An emerging use case comes is software testing. AI can be used in prioritising the order of tests, automating and optimising cases and freeing up QAs from tedious tasks.
Structured data can be stored in a relational database is columns, rows and tables.
When it comes to unstructured data which includes images, videos, and text the storage needs change. Data lakes can hold both types of data at low cost.
Data stored here is retrieved and read when required and organised based on need, making it popular with data scientists who would rather keep the quirks and ‘noise’ in, rather than having it cleaned and aggregated.
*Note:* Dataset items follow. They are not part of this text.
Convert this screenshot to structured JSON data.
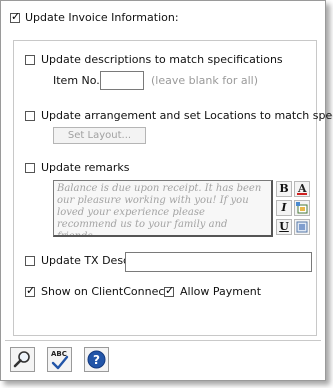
{
  "header": {
    "label": "Update Invoice Information:",
    "checked": true
  },
  "descriptions": {
    "label": "Update descriptions to match specifications",
    "checked": false,
    "item_no_label": "Item No.",
    "item_no_value": "",
    "item_no_hint": "(leave blank for all)"
  },
  "arrangement": {
    "label": "Update arrangement and set Locations to match specs.",
    "checked": false,
    "set_layout_label": "Set Layout..."
  },
  "remarks": {
    "label": "Update remarks",
    "checked": false,
    "text": "Balance is due upon receipt.  It has been our pleasure working with you!  If you loved your experience please recommend us to your family and friends.",
    "toolbar": {
      "bold": "B",
      "italic": "I",
      "underline": "U"
    }
  },
  "tx_desc": {
    "label": "Update TX Desc:",
    "checked": false,
    "value": ""
  },
  "client_connect": {
    "label": "Show on ClientConnect:",
    "checked": true
  },
  "allow_payment": {
    "label": "Allow Payment",
    "checked": true
  },
  "bottom_toolbar": {
    "spellcheck_label": "ABC"
  },
  "colors": {
    "accent": "#2255a8",
    "font_color_underline": "#d02020",
    "disabled_text": "#a0a0a0"
  }
}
In 2001 Big Data was defined by the three Vs:
Fast forward to today and there are additional Vs used in industry publications:
There is debate over whether these are relevant, or truly describe what Big data and data science is but if you are researching the industry these will inevitably come up.
Use cases for web scraping in data science projects include:
- Pulling data from social media sites or forums for sentiment analysis
- Fetching prices and products for comparison
- Analysing site content to rank and compare content
To get started using Python install Scrapy to extract structured data from websites.
I cheated a little bit but in any case …
NumPy is used in Python to integrate with databases, perform scientific calculations and manipulating arrays.
Apache ZooKeeper takes care of keeping clusters running and available. It maintains the network by passing messages back and forth and guarantees:
Sequential consistency – updates from a client will be applied in the order that they were sent.
Atomicity – updates either succeed or fail. No partial results.
Single system image – a client will see the same view of the service regardless of the server that it connects to.
Reliability – once an update has been applied, it will persist from that time forward until a client overwrites the update.
Timeliness – the clients’ view of the system is guaranteed to be up-to-date within a certain time-bound.